The country’s consumer price index (CPI)-based growth was 6.5 per cent year on year (YoY) in October, dropping by 1.7 percentage points (pp) versus the previous month's annual reading, a flash estimate by Poland’s statistical office GUS showed last month. The inflation rate is now nearly 12 pp below February’s record high.
The rate-setting body had ‘adjusted’ interest rates in previous months and will now pause active policymaking in the light of "uncertainty regarding the shape of future fiscal and regulatory policies and their impact on inflation," it explained in a statement.
The country’s gross domestic product (GDP) slid by 1.4 per cent YoY in the second quarter (Q2) this year, easing further from a contraction of 0.6 per cent YoY in Q1, GUS data showed.

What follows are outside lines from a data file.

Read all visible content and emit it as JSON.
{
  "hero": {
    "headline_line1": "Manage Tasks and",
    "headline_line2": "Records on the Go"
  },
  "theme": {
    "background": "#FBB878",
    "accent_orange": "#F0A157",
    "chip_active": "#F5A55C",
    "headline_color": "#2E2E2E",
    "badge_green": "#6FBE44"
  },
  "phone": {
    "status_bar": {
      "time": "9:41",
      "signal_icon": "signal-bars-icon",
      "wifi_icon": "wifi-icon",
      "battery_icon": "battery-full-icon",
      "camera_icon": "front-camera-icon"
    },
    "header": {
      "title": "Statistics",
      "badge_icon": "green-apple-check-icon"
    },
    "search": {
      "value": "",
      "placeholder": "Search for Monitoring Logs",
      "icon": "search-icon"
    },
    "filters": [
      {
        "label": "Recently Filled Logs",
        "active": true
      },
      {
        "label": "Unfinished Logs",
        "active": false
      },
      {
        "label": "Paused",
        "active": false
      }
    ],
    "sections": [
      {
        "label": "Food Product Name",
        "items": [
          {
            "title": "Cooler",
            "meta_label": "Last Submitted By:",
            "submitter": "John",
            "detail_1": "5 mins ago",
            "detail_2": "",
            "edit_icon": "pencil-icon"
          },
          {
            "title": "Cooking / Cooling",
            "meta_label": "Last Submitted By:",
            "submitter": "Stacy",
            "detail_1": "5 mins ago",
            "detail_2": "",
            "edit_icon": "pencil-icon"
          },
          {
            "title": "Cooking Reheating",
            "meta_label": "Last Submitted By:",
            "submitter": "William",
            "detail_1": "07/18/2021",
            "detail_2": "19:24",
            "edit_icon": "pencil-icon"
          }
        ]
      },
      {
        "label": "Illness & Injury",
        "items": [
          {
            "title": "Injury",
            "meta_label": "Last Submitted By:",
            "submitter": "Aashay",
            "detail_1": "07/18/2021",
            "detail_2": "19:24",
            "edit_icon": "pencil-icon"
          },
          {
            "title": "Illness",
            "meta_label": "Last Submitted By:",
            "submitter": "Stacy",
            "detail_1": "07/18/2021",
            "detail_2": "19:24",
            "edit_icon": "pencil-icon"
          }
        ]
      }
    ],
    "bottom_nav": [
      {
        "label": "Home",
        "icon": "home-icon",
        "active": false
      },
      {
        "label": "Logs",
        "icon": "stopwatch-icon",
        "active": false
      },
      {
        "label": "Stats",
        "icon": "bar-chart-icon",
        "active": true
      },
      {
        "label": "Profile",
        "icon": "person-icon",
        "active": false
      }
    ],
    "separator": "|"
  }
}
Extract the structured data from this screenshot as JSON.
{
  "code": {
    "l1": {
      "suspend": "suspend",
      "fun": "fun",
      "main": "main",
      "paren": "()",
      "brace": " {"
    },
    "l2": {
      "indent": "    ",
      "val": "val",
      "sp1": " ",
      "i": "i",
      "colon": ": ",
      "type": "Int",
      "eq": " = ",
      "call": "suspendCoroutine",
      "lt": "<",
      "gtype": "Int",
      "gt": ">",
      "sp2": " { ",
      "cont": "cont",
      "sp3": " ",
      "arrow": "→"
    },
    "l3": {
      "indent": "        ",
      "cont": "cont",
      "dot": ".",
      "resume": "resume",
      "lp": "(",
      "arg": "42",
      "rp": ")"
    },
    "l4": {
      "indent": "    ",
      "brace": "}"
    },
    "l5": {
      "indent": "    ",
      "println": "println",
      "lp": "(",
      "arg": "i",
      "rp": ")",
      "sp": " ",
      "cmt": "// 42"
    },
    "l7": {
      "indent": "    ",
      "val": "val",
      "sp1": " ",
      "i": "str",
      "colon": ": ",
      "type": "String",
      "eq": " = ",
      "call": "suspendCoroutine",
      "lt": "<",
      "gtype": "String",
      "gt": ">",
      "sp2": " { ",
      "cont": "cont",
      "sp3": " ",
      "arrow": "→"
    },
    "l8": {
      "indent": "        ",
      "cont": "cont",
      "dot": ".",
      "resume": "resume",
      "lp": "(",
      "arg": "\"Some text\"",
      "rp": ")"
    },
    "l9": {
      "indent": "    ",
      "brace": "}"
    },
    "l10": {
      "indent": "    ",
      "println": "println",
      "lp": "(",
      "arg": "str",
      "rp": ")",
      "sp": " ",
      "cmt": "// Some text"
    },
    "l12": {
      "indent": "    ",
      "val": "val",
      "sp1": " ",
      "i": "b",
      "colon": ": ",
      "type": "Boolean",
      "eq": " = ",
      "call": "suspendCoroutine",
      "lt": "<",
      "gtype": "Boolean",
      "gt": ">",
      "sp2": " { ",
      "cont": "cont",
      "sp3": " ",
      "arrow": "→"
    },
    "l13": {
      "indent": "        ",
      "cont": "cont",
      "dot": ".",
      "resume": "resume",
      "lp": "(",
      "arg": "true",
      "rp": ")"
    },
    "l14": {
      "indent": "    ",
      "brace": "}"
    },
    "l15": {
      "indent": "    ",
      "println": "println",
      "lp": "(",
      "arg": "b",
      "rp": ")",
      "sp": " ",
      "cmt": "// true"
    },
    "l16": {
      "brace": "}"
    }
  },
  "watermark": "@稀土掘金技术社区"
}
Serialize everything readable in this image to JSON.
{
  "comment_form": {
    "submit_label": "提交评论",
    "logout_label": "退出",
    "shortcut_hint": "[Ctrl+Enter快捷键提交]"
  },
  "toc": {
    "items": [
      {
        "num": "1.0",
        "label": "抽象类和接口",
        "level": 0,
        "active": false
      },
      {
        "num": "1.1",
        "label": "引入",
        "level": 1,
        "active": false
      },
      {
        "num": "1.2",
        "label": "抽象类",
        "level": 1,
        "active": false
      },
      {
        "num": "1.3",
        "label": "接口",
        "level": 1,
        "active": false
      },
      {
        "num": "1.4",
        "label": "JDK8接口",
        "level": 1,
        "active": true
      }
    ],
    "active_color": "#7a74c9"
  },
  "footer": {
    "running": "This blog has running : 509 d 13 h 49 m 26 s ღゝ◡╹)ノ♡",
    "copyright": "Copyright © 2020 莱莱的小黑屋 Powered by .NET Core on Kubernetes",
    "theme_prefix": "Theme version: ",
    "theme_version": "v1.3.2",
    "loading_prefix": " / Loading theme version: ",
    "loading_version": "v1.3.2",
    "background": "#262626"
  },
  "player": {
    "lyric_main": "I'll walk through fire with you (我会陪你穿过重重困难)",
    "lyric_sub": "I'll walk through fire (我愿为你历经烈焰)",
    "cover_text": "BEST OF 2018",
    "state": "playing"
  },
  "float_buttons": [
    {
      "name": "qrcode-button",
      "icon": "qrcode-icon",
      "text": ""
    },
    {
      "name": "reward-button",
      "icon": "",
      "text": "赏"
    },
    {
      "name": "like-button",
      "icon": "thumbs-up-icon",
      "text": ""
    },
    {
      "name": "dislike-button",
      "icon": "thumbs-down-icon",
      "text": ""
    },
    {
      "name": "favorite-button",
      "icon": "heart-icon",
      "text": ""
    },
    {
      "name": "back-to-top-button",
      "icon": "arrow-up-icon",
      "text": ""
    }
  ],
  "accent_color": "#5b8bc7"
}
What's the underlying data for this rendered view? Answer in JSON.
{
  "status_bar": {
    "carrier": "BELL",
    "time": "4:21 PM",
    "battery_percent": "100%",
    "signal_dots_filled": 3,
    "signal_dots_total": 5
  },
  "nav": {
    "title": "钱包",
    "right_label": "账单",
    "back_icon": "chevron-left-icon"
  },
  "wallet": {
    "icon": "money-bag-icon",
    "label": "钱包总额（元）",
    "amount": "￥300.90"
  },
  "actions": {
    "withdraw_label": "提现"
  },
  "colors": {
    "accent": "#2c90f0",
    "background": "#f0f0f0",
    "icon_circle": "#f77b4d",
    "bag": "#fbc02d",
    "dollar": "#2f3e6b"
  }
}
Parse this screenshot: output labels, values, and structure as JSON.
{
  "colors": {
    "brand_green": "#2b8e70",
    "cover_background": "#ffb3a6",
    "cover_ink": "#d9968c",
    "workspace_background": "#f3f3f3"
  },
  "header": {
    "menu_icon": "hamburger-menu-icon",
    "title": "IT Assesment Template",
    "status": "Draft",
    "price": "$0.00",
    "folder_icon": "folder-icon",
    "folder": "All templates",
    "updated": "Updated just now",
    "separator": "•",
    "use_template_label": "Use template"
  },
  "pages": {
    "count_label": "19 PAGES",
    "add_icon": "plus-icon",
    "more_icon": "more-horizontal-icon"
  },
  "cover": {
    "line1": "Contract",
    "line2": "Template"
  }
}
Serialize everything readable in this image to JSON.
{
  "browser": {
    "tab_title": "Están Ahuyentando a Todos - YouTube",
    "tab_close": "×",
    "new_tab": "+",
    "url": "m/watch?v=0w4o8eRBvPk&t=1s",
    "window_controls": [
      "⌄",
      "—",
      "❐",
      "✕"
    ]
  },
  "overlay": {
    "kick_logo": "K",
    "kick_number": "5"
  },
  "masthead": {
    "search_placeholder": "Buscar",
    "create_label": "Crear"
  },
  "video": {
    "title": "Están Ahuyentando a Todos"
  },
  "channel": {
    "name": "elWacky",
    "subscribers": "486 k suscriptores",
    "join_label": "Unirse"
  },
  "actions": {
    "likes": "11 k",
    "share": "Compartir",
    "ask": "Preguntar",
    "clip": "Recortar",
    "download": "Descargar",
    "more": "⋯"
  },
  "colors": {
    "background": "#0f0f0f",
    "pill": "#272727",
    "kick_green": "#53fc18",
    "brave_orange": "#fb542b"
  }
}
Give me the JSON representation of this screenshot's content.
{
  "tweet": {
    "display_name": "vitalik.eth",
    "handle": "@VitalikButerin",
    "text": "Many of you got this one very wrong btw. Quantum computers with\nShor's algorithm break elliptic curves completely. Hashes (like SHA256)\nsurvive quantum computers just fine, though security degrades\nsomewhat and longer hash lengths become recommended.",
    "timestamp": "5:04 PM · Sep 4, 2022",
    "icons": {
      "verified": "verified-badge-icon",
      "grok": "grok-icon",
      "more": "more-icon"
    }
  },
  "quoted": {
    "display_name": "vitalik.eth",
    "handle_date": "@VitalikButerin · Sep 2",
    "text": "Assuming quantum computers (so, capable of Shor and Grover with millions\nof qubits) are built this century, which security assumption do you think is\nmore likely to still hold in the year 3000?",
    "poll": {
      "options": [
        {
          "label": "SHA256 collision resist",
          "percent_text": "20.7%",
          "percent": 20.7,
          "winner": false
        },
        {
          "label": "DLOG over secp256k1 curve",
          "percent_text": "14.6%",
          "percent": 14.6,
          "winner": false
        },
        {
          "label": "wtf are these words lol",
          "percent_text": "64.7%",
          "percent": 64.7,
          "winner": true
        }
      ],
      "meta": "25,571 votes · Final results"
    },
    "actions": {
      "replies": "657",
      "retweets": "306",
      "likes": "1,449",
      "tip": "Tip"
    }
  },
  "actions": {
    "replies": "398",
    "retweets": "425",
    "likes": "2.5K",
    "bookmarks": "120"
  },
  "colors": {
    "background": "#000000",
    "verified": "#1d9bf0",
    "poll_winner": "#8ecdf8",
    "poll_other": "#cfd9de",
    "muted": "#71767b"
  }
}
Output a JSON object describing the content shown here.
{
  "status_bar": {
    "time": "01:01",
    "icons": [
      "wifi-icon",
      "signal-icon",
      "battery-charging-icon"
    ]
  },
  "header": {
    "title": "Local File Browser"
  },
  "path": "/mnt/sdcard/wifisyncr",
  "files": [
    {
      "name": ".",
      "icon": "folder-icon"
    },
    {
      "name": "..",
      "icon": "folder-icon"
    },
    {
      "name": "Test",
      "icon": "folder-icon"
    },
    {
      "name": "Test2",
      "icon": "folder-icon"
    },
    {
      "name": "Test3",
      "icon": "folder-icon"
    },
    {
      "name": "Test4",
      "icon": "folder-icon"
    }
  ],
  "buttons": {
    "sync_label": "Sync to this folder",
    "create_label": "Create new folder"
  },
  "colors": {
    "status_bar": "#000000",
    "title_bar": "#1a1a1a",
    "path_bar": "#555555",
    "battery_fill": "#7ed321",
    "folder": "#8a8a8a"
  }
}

The central bank now assumes 11.3-11.5 per cent inflation this year against 11.1-12.7 per cent projected in July projection, before falling to 3.2-6.2 per cent next year (versus 3.7-6.8 per cent projected in July) and 2.2-5.3 per cent in 2025 (versus 2.1-5.1 per cent projected in July).
GDP growth is now forecast at minus 0.1-0.6 per cent this year (against minus 0.2-1.3 per cent in the July projection), 1.9-3.8 per cent in 2024 (versus 1.4-3.3 per cent expected in July) and 2.4-4.7 per cent in 2025 (versus 2.1-4.4 per cent projected in July).
The MPC feels the current level of the interest rates is conducive to meeting the NBP inflation target in the medium term.